In other words, a lot of focus will likely be on the outlook. The consensus is for three rate hikes this year (that is, one “half” rate hike at the next meeting, and two more by the end of the year). This is a much slower rate than the expectation for other central banks that are dealing with similar inflation problems (for example, the Fed could hike rates 7 times this year).
Will the RBA deliver?
While traders are seeing the next meeting “live”, and expecting a policy change, there are reasons to suspect it might not happen. And that’s not just due to the upcoming general election.
From the minutes of the last meeting, it appears that Governor Lowe wanted to have inflation data and job numbers before raising rates. The jobs numbers won’t become available until the 18th. And the general election is on the 21st. That said, the RBA would hold rates for one further month, despite PM Morrison quite publicly saying he was concerned about the prices situation.

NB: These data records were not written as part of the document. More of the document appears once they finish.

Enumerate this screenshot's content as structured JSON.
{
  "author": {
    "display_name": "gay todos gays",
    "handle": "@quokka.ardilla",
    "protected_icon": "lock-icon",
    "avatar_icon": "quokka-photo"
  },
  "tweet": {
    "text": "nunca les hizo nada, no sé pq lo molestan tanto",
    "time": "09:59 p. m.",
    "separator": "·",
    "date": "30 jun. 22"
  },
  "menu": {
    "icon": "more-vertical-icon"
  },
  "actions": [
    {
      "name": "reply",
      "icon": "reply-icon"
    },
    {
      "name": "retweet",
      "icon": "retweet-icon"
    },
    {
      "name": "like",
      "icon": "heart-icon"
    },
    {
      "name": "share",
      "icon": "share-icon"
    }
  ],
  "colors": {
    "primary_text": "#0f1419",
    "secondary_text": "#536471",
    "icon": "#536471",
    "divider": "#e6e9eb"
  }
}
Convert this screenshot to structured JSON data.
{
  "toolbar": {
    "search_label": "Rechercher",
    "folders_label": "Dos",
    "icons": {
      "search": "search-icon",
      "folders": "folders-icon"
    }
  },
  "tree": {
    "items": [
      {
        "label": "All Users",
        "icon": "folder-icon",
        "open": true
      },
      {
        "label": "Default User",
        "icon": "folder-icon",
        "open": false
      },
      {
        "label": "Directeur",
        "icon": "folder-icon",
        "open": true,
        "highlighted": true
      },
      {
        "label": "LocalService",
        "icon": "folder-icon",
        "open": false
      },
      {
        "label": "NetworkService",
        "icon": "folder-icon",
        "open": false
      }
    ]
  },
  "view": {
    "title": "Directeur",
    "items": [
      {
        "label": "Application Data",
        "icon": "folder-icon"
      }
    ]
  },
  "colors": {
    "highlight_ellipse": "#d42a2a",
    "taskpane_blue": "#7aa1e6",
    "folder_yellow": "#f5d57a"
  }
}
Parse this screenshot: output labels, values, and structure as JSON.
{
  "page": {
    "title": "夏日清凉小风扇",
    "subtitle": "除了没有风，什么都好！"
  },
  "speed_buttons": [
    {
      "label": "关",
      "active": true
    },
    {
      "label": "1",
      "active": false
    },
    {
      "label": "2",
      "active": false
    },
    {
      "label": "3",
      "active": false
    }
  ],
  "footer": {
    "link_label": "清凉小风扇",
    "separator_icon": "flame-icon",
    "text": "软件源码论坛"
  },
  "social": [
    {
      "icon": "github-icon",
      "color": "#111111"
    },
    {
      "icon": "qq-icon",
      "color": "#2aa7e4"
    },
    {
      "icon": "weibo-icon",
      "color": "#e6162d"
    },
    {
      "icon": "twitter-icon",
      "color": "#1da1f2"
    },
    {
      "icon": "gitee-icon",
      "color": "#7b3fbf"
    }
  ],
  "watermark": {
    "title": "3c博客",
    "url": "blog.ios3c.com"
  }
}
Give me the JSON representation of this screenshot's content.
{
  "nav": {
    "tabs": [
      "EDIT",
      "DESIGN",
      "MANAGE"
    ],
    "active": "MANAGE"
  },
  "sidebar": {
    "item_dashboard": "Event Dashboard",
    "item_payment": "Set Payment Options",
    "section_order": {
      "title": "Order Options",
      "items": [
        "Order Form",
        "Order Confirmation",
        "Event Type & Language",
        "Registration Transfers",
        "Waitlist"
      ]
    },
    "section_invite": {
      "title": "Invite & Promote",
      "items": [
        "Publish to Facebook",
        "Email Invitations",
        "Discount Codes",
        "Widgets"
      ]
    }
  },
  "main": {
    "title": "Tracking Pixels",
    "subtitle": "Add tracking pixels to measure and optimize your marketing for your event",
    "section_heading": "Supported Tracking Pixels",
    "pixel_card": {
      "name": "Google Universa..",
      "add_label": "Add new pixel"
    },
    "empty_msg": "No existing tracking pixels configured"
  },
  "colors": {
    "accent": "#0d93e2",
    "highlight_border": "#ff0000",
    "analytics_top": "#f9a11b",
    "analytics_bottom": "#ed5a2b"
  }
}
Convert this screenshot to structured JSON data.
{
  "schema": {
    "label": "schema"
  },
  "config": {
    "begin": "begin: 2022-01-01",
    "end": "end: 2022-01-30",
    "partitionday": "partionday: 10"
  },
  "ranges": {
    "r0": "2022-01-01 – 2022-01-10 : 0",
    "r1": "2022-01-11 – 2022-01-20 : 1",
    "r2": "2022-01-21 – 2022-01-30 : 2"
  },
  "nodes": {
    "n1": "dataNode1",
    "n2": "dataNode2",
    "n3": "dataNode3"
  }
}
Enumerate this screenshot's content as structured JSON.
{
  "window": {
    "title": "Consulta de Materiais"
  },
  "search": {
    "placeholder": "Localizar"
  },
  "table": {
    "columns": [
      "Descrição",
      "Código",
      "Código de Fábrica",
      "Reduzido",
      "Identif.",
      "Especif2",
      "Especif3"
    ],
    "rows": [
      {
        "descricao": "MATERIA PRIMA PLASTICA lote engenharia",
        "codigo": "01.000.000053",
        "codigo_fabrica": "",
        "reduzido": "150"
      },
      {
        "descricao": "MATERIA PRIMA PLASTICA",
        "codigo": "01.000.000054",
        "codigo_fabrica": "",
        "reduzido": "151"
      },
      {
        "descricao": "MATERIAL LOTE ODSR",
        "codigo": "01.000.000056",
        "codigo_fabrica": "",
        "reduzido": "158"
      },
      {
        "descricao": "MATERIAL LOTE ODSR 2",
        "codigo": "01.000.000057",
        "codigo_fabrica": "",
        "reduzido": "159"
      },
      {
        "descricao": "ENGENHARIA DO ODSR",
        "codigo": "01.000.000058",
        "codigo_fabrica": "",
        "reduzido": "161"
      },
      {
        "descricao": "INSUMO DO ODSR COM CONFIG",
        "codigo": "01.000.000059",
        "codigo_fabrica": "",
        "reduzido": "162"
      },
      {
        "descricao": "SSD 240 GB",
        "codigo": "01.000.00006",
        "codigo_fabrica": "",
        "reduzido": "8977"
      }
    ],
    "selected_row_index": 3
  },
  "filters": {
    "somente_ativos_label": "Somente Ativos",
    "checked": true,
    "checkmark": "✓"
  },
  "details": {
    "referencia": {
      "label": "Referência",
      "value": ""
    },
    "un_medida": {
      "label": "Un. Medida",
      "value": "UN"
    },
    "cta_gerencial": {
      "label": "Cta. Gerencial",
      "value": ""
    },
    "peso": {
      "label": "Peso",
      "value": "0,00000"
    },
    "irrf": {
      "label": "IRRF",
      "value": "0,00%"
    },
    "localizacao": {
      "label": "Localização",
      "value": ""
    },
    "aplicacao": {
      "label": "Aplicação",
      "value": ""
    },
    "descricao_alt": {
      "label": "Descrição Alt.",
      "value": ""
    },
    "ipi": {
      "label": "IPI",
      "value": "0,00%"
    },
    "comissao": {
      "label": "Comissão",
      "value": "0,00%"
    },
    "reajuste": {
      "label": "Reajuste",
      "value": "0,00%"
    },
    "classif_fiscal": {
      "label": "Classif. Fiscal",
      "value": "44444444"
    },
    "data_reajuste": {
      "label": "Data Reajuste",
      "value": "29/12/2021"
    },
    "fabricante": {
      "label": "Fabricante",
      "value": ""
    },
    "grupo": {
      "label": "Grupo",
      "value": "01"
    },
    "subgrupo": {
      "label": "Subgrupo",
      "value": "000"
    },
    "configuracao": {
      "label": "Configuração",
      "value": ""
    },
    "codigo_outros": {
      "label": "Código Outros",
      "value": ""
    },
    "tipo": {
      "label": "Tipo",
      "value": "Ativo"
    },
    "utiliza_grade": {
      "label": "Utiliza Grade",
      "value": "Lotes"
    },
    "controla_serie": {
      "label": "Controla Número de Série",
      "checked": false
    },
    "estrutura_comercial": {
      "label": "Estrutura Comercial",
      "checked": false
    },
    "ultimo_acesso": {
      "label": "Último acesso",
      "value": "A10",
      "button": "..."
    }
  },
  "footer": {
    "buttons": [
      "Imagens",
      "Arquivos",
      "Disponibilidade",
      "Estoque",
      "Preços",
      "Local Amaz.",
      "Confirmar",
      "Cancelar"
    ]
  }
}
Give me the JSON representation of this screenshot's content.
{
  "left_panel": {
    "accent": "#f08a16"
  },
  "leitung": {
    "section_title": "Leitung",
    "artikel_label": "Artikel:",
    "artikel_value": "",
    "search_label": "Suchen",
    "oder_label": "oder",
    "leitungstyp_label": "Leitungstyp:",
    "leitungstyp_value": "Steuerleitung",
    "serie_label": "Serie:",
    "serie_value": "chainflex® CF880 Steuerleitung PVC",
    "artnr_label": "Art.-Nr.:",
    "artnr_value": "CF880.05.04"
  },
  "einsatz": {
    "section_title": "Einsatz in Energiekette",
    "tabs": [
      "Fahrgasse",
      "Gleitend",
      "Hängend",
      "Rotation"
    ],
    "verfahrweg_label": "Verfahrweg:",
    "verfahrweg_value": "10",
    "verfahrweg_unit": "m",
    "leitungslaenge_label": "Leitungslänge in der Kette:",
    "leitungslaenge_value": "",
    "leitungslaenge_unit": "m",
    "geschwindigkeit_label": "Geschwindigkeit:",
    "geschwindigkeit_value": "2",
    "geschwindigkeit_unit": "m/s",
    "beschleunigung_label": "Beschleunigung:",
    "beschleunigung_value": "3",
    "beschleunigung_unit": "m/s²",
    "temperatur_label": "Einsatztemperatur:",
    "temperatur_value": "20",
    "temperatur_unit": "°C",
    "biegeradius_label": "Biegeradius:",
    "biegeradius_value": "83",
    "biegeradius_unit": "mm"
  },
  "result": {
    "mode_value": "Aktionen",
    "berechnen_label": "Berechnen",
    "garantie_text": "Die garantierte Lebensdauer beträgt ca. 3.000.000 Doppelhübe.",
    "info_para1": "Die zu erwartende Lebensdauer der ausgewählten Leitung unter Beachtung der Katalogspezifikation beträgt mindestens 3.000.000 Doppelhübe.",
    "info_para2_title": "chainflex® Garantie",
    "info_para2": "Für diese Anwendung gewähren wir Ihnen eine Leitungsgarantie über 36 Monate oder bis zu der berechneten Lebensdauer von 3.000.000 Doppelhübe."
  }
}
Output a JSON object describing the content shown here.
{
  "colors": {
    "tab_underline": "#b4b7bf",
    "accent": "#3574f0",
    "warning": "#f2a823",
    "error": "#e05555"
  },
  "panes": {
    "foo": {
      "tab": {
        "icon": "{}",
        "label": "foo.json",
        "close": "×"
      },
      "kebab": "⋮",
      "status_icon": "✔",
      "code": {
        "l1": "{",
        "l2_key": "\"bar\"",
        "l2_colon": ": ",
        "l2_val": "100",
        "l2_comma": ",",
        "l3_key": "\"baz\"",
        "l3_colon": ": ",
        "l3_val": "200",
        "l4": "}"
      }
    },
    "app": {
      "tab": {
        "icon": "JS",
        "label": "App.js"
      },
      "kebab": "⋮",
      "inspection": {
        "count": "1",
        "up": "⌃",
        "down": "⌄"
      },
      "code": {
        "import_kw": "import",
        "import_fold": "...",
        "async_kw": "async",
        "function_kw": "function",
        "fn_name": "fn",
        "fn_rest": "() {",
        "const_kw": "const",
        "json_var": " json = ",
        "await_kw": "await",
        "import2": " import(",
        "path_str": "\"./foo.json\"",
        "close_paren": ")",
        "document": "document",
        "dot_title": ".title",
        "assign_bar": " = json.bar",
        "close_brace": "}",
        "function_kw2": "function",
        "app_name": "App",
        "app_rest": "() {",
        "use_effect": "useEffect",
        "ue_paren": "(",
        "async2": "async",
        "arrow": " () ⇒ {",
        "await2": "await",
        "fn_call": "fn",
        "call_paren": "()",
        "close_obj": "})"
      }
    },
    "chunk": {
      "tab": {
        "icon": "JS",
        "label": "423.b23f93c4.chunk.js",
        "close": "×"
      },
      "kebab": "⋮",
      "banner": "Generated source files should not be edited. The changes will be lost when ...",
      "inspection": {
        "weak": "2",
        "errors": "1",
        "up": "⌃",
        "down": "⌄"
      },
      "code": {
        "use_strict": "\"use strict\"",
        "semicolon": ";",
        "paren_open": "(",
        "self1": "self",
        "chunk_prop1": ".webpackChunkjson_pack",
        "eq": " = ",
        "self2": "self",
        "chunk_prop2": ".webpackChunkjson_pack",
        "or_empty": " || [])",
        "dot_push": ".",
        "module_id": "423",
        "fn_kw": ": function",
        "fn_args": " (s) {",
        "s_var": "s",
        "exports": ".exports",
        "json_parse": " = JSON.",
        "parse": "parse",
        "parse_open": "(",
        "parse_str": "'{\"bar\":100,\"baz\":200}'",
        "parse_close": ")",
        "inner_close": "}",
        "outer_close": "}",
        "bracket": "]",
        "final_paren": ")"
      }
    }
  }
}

Governor Lowe might try to “split the difference” of not raising rates by coming out with a very hawkish statement, and all but promising to raise rates at the next meeting. This would likely disappoint the markets, which are expecting a rate hike.
As mentioned, the major issue for the market appears to be “credibility”. As in, do investors believe the RBA is going to actively fight inflation? Or are they going to find more excuses to keep the accommodative policy in place, to support the economy?
Australia’s unique place
Australia has one of the steepest yield curves among the major economies, reflecting the expectation that the country will raise rates progressively over time. But the benchmark 10-year treasury bond still has a real negative yield, an uncomfortable place for a commodity currency.
Of course, a stronger currency would be a way for the RBA to combat inflation and offset supply chain issues. With high commodity prices, that wouldn’t be so much of a drag on the economy. But concern over China’s ability to keep buying at high prices might cause the RBA to hesitate. And if they do, the Aussie dollar could substantially underperform.